La vitamina D aiuta a combattere il Covid-19?
Da quando abbiamo iniziato a convivere con la pandemia di Covid-19, circa 16 mesi fa, medici e scienziati hanno cercato tutte le possibili soluzioni per rendere il virus meno aggressivo e ridurre i danni che provoca infettando una persona. Diverse ricerche sono state condotte, in particolare, per stabilire se una carenza di vitamina D possa in qualche modo influenzare il rischio di avere conseguenze severe dalla polmonite e dagli altri sintomi provocati dal Sars-Cov-2.
Le evidenze scientifiche - va detto - sono ancora poche, ma nonostante questo il mercato degli integratori contenenti vitamina D ha registrato una forte crescita. Per fare chiarezza sulla reale utilità di questa sostanza nel contrastare il nuovo coronavirus, in Canada è stato condotto uno studio genetico, i cui risultati sono stati pubblicati a inizio giugno sulla rivista Plos Medicine.
Vitamina D: ossa, alimentazione e sole
La vitamina D è molto importante per il nostro organismo e svolge una serie di funzioni essenziali per il mantenimento dello stato generale di salute. In particolare, agisce sull’apparato osseo favorendo la giusta concentrazione di calcio e fosforo, e in parallelo favorisce anche la nostra attività antiossidante.
Inoltre, stimola la funzionalità del sistema immunitario, riducendo la possibilità di insorgenza di tumori e altre malattie. Assumere la giusta dose di vitamina D con la dieta non è semplice, visto che è contenuta in dosi significative solamente in pochi cibi come fegato, uova, olio di fegato di merluzzo, formaggi grassi e alcuni pesci.
Una soluzione corretta per ottenere la giusta dose quotidiana di questa vitamina è trascorre del tempo all’aperto, esponendosi con le giuste precauzioni ai raggi solari. La vitamina D, infatti, viene sintetizzata dal nostro corpo a partire dall’assorbimento dei raggi solari attraverso la pelle, dunque esporsi al sole può compensare eventuali carenze dovute all'alimentazione.
Contro il Covid-19 non fa la differenza
Dalle varie indagini condotte negli ultimi mesi sono emersi dati contrastanti riguardo alla relazione tra vitamina D e Covid-19, che di fatto hanno complicato la produzione di linee guida comuni e condivise.
Il già citato studio pubblicato su Plos Medicine, realizzato dai ricercatori della McGill University, ha tentato di fare chiarezza analizzando le varianti genetiche umane in un mastodontico campione. Delle persone analizzate, provenienti da 11 paesi diversi, 14mila erano affette da Covid-19, mentre altri 1,28 milioni non avevano mai contratto l'infezione.
In sintesi, dallo studio non è stata rilevata alcuna associazione significativa tra livelli più alti di vitamina D e la riduzione (né l'aumento) del rischio di contagiarsi o di sviluppare la malattia in forma più severa.

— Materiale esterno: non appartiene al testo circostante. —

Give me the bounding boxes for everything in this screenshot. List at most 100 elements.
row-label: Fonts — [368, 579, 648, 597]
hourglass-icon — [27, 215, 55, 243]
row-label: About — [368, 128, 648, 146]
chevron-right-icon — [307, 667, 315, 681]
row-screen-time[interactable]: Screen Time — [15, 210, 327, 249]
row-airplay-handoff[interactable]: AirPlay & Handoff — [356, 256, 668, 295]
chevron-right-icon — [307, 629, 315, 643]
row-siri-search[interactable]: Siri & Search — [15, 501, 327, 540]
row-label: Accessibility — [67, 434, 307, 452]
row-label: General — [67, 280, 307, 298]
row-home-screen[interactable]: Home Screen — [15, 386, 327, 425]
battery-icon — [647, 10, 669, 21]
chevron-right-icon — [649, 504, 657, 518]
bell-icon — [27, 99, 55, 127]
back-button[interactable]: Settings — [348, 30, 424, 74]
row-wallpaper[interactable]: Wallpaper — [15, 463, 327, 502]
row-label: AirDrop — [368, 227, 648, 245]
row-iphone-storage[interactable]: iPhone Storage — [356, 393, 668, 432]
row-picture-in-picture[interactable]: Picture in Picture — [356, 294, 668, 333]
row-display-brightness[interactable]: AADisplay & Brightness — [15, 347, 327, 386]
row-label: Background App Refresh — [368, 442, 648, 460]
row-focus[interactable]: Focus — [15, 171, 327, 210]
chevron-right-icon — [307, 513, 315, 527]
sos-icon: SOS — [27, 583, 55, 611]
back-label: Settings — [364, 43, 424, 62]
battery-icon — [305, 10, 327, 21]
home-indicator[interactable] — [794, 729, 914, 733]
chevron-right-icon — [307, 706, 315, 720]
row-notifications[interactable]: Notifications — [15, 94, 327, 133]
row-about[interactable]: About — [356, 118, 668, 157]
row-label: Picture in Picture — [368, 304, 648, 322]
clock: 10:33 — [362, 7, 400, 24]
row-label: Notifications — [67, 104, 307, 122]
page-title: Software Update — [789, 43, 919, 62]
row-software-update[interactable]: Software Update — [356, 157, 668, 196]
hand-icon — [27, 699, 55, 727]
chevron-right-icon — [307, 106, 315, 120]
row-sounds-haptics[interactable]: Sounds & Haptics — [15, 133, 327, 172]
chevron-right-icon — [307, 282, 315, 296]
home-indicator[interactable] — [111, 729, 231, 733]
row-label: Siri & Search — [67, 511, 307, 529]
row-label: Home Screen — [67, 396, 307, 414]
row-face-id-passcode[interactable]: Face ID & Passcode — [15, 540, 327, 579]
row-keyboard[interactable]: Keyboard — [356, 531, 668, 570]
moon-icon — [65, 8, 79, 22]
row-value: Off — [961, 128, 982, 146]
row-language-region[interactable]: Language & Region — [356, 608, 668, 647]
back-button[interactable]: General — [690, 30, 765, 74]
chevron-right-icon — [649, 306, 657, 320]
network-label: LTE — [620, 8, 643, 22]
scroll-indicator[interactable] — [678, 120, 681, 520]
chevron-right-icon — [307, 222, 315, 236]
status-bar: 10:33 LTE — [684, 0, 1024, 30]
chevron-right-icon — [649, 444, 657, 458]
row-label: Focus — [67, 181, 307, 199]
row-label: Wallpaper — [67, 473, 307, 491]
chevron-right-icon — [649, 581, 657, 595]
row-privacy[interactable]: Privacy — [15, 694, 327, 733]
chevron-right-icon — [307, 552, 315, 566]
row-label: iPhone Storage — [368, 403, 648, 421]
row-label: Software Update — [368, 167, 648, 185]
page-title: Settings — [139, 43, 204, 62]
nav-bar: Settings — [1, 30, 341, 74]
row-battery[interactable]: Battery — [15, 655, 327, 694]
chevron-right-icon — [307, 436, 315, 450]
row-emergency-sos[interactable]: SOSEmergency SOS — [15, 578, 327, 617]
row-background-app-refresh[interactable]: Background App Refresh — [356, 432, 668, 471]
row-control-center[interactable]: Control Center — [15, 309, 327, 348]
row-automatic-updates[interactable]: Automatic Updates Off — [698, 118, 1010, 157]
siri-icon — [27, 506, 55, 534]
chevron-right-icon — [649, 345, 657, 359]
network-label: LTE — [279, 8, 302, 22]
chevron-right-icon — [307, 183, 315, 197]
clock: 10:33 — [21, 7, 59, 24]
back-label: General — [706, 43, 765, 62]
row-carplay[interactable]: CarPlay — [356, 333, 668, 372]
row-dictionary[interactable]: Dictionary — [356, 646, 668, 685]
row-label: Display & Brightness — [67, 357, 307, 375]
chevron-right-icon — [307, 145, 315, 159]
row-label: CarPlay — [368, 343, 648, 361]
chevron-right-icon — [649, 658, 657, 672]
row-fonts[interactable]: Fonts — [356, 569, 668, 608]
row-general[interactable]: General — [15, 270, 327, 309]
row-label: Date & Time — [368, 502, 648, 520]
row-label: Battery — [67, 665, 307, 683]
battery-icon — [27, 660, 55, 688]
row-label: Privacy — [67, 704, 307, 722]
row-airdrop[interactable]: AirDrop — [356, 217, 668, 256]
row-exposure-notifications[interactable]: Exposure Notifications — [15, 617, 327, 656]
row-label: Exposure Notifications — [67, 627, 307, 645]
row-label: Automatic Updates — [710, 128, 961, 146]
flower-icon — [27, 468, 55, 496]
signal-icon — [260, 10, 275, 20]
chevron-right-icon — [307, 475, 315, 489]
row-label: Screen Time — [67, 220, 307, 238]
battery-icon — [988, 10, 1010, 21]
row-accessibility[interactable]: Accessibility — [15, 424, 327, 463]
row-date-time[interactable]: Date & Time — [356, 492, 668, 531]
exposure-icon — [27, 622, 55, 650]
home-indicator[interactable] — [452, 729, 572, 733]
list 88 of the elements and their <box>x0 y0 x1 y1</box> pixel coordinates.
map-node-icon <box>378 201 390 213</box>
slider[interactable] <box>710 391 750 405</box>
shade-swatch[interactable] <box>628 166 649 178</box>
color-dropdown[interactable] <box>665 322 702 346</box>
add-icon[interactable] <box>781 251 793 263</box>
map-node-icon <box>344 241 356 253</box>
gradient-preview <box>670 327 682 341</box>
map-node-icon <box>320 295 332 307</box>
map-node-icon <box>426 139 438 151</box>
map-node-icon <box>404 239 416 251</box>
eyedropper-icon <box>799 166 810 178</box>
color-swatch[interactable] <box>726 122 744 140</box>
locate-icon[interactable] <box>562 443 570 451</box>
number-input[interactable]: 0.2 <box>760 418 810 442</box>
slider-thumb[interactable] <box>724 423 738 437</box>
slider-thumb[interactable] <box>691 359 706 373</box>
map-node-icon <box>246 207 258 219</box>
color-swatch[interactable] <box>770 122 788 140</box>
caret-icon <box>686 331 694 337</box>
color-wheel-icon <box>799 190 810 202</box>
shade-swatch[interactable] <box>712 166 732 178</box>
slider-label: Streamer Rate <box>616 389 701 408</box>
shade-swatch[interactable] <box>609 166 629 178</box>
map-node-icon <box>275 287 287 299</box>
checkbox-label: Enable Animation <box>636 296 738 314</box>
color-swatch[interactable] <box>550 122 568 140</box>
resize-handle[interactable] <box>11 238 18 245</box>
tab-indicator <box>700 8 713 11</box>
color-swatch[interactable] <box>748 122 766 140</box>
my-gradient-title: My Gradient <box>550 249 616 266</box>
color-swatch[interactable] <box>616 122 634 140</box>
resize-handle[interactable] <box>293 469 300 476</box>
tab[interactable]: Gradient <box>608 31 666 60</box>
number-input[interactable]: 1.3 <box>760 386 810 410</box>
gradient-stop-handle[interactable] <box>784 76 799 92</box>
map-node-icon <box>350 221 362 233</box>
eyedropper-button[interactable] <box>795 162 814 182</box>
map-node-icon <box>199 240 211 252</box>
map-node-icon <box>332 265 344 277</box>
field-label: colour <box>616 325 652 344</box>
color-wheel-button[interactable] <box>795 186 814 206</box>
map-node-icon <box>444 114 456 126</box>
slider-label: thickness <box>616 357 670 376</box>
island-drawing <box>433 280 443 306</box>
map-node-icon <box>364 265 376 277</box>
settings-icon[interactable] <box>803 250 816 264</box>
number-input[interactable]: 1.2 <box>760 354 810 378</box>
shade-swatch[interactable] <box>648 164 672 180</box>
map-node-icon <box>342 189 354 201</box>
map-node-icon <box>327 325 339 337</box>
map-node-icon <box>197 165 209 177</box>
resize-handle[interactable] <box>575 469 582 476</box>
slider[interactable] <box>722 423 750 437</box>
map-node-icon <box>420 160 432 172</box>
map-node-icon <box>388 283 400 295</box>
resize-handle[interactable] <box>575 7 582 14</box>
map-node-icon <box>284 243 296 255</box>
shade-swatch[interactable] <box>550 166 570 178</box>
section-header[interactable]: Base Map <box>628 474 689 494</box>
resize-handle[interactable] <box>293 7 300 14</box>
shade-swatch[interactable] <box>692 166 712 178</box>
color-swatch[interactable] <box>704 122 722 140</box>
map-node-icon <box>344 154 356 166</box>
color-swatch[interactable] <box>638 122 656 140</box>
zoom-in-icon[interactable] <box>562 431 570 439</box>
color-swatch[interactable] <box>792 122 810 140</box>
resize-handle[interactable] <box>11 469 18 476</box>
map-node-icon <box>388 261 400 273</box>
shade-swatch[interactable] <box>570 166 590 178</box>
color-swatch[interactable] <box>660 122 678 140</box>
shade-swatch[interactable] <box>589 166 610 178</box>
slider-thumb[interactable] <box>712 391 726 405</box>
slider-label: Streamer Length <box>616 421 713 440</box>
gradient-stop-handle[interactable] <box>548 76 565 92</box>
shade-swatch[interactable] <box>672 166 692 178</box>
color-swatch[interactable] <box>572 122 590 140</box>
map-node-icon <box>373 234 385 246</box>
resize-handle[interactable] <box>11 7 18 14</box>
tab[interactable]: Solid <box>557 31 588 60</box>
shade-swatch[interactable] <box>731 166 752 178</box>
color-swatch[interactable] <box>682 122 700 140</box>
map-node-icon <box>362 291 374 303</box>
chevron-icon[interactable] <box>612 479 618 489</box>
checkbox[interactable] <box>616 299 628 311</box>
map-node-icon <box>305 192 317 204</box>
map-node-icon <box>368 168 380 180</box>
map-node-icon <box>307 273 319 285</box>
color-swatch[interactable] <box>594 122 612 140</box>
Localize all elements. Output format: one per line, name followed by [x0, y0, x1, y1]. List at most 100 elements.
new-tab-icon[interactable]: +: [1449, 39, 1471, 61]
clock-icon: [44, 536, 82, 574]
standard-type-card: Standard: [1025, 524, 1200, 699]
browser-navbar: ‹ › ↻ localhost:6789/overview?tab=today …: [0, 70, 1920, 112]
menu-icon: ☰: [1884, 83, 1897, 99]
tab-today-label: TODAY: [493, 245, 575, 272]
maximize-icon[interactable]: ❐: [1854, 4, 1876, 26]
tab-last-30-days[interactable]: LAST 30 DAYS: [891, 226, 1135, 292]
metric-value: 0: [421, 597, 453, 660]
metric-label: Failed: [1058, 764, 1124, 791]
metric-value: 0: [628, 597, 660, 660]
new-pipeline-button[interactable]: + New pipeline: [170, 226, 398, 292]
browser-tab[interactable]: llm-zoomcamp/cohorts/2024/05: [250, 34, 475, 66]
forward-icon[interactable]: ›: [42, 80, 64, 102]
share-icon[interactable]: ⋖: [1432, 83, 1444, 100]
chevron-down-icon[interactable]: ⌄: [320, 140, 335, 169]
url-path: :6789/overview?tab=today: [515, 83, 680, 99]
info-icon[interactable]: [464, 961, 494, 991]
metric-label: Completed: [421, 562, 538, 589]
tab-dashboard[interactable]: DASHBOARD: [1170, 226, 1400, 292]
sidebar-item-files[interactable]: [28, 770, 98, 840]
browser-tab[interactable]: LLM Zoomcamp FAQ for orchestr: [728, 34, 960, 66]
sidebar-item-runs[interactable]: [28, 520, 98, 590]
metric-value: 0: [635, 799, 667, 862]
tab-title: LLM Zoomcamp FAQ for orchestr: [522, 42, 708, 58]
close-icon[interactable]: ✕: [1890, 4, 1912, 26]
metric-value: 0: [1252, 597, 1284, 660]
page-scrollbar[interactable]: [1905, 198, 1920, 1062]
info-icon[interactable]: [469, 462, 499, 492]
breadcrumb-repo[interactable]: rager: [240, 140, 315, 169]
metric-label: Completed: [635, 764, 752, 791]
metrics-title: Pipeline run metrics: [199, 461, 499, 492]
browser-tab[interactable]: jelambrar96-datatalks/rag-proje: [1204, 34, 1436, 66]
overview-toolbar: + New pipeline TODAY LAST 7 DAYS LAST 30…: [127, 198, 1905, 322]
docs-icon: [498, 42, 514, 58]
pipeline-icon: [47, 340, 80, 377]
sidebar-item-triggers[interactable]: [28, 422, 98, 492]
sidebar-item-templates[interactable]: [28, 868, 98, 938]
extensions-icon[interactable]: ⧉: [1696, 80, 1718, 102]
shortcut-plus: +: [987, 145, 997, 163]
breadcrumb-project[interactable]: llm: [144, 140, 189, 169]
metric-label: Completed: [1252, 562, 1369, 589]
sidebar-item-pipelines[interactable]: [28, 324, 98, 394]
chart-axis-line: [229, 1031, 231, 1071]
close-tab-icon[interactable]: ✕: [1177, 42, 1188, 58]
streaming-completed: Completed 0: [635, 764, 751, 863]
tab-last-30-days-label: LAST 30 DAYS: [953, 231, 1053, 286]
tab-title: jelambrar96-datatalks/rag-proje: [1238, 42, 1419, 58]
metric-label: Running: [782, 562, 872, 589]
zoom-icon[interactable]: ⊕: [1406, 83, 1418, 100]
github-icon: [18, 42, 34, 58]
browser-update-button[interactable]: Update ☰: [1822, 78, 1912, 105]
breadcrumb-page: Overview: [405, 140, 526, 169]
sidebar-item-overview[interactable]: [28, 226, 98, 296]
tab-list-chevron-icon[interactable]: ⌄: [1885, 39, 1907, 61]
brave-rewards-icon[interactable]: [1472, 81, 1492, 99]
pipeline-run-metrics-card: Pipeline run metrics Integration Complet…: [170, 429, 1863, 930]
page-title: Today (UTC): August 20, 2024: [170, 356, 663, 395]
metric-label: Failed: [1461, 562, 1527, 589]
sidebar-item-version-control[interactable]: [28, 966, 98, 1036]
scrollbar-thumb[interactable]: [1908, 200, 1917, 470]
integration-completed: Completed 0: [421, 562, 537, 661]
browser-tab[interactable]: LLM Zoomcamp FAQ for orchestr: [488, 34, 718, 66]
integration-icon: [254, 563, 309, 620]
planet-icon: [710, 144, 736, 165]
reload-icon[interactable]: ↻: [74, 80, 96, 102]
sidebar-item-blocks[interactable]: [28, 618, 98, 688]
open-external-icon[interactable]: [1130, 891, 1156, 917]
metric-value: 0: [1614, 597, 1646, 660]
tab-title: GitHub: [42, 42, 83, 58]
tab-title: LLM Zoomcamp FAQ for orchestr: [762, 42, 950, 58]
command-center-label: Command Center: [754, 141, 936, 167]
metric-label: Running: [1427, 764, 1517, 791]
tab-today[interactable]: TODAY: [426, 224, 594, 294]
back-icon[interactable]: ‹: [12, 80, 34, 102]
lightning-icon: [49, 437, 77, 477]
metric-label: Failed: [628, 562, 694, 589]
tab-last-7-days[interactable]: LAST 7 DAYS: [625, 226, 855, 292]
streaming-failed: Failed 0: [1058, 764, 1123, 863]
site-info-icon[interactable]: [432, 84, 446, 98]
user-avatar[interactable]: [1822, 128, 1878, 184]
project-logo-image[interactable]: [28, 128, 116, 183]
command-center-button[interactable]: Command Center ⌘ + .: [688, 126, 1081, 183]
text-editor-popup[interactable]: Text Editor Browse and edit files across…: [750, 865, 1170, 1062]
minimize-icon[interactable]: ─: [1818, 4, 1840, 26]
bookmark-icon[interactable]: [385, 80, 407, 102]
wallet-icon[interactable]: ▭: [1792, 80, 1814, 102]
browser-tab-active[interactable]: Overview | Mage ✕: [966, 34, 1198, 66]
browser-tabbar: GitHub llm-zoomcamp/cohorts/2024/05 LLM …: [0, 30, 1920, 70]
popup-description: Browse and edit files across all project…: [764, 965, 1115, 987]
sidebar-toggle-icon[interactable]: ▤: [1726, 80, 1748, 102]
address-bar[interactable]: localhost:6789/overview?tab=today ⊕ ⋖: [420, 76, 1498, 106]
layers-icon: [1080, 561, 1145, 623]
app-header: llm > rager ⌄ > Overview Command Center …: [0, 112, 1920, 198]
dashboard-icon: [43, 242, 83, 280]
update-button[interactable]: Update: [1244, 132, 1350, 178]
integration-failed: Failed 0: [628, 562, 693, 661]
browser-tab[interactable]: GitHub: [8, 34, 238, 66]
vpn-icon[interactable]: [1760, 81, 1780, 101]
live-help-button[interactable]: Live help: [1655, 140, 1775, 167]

Lo stesso vale per il rapporto con i casi più gravi, ossia ricoveri e decessi, per i quali il livello di vitamina D è apparso sostanzialmente irrilevante.
Un focus particolare della ricerca è stato quello di analizzare le persone con una predisposizione genetica ad avere valori più alti di questa vitamina, mostrando che questa predisposizione non è d'aiuto nel contrastare il Covid-19. E certificando quindi come non sia utile assumere integratori per alzare i livelli di vitamina D oltre quanto normalmente suggerito, poiché una più alta disponibilità di questa sostanza non produce alcun effetto rispetto al Covid-19.
I limiti dello studio e le prospettive di ricerca
Complessivamente, a oggi non ci sono evidenze scientifiche sufficienti che suggeriscano l’efficacia dell’assunzione di integratori alimentari a base di vitamina D per la riduzione del contagio e delle complicanze del Covid-19. Anzi, semmai la letteratura scientifica disponibile sembra puntare nella direzione opposta, ossia della sostanziale inutilità di questi integratori in persone sane.
Lo studio però non si può definire conclusivo, anzitutto perché di fatto si è focalizzato sulle persone con predisposizione genetica ad avere concentrazioni più alte di vitamina D, mentre non si è concentrato sulle carenze di questa sostanza. Un’altra limitazione di questo studio, da non sottovalutare, riguarda il fatto che sono state considerate solo persone di origine europea e nordamericana, trascurando quindi quella variabilità tra etnie diverse che - come per altre patologie - potrebbe giocare un ruolo.
Insomma, come ammettono gli stessi scienziati, è necessario approfondire ulteriormente l’argomento prima di giungere a risposte definitive. Ciò che invece si sa già per certo è che le persone che non soffrono di carenza di vitamina D non hanno motivo di assumere integratori, perché da una sovrabbondanza della vitamina D non otterrebbero alcun tipo di beneficio.